(Reuters) – The U.S. government is trying to persuade wireless and internet providers in allied countries to avoid telecommunications equipment from China’s Huawei Technologies [HWT.UL], the Wall Street Journal reported on Thursday.
The move would further pile pressure on the world’s biggest telecom gear maker, which is under scrutiny from Western intelligence agencies for its perceived ties to China’s government and the possibility its equipment could be used for espionage.
U.S. officials have reached out to their government counterparts and telecom executives in friendly countries where Huawei equipment is already in wide use about what they see as cybersecurity risks, according to the WSJ report, which cited unnamed people familiar with the situation.
The United States has already largely barred Huawei from supplying its government and contractors, while Australia has banned the company from supplying equipment for a 5G mobile network.
Huawei, which has repeatedly denied engaging in intelligence work for any government, is one of several Chinese tech companies that have come under U.S. government scrutiny as a trade war between the two countries escalates.
On Friday, the Hong Kong shares of rival ZTE Corp <0763.HK> fell as much as 5.6 percent, dragging down the sector. They recouped some losses to trade down 2 percent around midday, while the firm’s Shenzhen shares <000063.SZ> were down 3 percent.

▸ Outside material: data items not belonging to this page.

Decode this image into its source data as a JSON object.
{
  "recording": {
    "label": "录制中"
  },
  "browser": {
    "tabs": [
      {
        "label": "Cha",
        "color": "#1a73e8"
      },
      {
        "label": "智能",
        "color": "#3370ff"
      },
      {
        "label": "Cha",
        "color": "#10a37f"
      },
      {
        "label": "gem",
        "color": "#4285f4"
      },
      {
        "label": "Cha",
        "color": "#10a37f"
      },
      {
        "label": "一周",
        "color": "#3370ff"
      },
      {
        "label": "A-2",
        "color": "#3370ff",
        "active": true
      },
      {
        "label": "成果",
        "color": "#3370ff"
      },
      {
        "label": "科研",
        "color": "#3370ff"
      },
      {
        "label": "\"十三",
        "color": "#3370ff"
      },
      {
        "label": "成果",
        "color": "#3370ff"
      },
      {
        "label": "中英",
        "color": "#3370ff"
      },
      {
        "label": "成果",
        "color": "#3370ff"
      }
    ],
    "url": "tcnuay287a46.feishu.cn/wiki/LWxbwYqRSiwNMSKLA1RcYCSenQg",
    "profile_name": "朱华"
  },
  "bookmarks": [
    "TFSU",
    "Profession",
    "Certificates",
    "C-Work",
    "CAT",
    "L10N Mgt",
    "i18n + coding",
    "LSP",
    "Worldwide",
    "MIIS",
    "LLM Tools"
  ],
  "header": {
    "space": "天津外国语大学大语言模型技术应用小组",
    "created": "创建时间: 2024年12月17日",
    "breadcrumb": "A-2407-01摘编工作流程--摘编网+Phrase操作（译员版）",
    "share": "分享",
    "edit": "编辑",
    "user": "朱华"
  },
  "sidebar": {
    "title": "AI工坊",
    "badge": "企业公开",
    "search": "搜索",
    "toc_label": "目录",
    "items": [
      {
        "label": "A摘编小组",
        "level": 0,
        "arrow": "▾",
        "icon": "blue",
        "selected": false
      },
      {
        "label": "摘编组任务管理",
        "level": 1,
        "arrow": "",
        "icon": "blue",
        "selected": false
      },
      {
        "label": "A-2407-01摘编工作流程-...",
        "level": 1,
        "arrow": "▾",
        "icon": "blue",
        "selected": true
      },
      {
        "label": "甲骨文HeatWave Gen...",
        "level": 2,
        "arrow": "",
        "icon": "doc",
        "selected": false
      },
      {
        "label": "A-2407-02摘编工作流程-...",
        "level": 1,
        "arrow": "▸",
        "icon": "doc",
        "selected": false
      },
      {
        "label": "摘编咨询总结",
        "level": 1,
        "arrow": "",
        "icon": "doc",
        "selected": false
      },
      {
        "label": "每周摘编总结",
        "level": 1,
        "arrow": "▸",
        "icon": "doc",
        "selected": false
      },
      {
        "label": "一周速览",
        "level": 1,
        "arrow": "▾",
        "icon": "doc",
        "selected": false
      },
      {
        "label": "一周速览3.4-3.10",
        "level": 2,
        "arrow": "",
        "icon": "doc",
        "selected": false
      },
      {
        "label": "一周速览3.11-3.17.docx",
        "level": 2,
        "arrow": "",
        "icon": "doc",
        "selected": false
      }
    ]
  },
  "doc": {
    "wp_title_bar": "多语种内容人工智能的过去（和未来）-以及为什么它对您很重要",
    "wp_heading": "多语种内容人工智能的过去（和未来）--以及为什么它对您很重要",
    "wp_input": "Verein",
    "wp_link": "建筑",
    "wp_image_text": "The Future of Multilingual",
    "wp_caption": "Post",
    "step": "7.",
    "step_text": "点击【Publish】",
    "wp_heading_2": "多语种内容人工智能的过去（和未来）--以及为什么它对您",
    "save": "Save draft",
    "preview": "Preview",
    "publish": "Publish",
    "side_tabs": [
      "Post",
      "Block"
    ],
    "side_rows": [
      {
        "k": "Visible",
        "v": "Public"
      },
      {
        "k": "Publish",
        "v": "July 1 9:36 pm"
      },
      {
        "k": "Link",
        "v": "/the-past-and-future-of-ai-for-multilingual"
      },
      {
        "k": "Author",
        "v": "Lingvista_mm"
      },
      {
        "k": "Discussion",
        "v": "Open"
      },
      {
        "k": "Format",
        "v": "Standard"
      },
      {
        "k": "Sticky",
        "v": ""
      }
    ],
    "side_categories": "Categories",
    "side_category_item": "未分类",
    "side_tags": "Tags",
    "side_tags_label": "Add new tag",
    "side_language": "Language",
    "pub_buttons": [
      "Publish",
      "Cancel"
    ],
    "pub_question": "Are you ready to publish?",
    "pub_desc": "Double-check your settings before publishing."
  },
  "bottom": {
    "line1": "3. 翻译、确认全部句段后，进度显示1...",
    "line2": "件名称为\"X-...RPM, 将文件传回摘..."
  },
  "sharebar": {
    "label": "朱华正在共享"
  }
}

ZTE’s value has nearly halved this year, battered by a three-month U.S. government ban on American firms selling parts to the firm, and a subsequent $1.4 billion settlement.
On Friday, an index tracking major telecoms firms on the mainland <.CSI000994> dropped more than 3 percent.
Washington has been considering increasing financial aid for telecommunications development in countries that shun Chinese-made equipment, the WSJ reported on Thursday.
One of the government’s concerns is based on the use of Chinese telecom equipment in countries that host U.S. military bases, such as Germany, Italy and Japan, the report added.
A U.S. Department of Commerce spokesman said in a statement that the department would remain vigilant against any threat to U.S. national security.
Huawei did not immediately respond to a Reuters request for comment. Speaking at a regular news briefing in Beijing, a Chinese foreign ministry spokesman said he hoped “relevant countries” would provide a “fair and predictable” investment environment for Chinese companies.
Earlier this week, Huawei said it had signed 22 commercial contracts for 5G networks.
It will also open a new information security lab in Germany that will enable source code reviews, in a step aimed at winning regulators’ confidence before the country’s 5G mobile spectrum auction, a German regulator told Reuters last month.